I think the stories we tell ourselves matter -- and the stories we let the media tell us matter, too. When the story is "we see a solution, we're making progress toward getting there, we will get through this intact" our bodies, our emotions, and our mental processes are stronger, more effective, more clear. When the story is "we can't do it, it's not working, what if it all goes wrong" our bodies, our emotions, and our thoughts are weaker, more muddy, far less effective in bringing forward what we choose to have in our lives.

Me, I want to listen to a 'good news' station -- where the top-of-the-hour story (instead of "if it bleeds, it leads") is about, say, the business person who visited a 1st grade for career day, listened to the kids talk about their lives and expectations, and made a commitment to pay for college for every one of those kids if they'd work hard and graduate ... and visited them more than once a year to offer encouragement and answer questions.

... or the three Mayan women I met last month who formed a collective to sell their weavings direct to the tourist, thereby offering better prices and more choices to the tourists and increasing their own income at the same time.

... or anything the Dalai Lama said today

... or a yoga demonstration in Times Square

... or something our government has done / is doing that looks hopeful, with commentary on why it could work and how it could improve matters.

Hmm. Something to chew on.

joyfinderhero: (Eyes only)
Incubating a longer post ... 

[personal profile] chelidoncommented on an entry by [Bad username or unknown identity: marys_ daughter ]about the stories we tell, and need to tell, each other and ourselves.

[profile] marys_daughterhas posted a brief description of ter study of "the other" in scifi ... and drawn a conclusion that seems correct to me about the connection with the themes of 'the other as evil' and racism in our dominant culture. Made me start thinking about the stories we allow our children to be told and how those stories shape and limit their understanding.

Facts:

A beloved singer-songwriter of children's music has a CD out that makes fun of the summer-camp experience. The song reeks with cynicism, but its recorded-audience of older children laugh and laugh. I can understand the laughter of a seasoned camper, but wonder if young children listening to these songs will be afraid of camp, or unwilling to try it out.
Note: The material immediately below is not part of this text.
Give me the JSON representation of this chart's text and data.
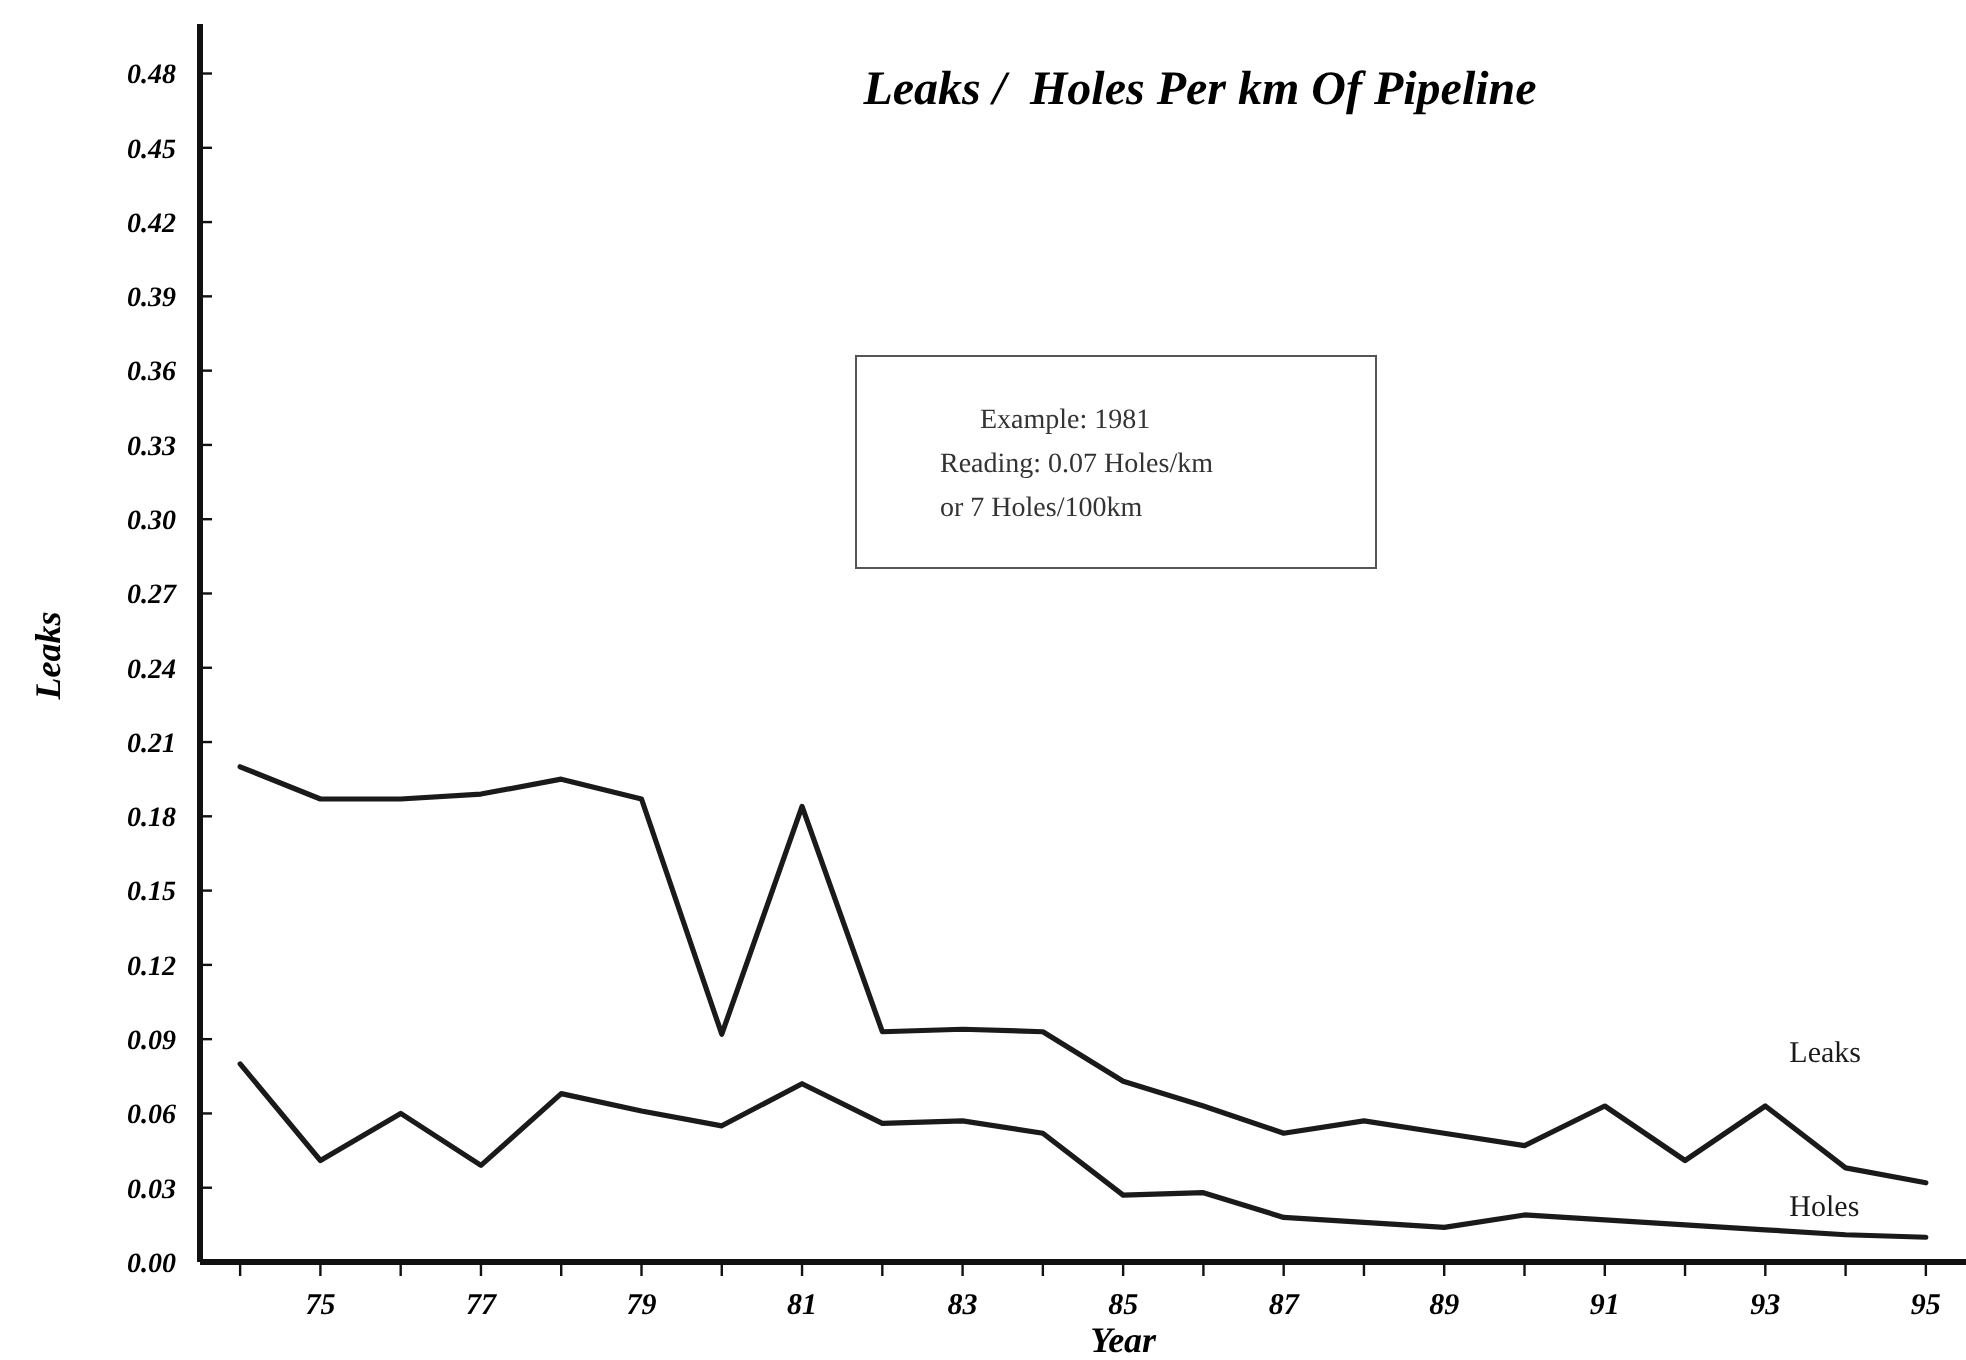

My granddaughters dote on the stories of Cinderella, Sleeping Beauty, Snow White. They also defer to their male cousins. I wonder if there's a connection.

Many (do I mean, most?) of the children's books I have ever seen, even the newest, seem to have all the 'dark' figures being the 'evil' figures. Where's the knight in shining obsidian armor coming to save the day? Where's the slick trickster in the white hat? Even when all the characters are animals, the gender pronouns seem to conform to the old 'boys=active, girls=passive' traditions. Where's the boy being saved by the girl (and not being portrayed as weak or defective in some other way)?

There's more to write about this, but I need to let it sit for a day first.

Love and light to these friends for sparking this interior stew.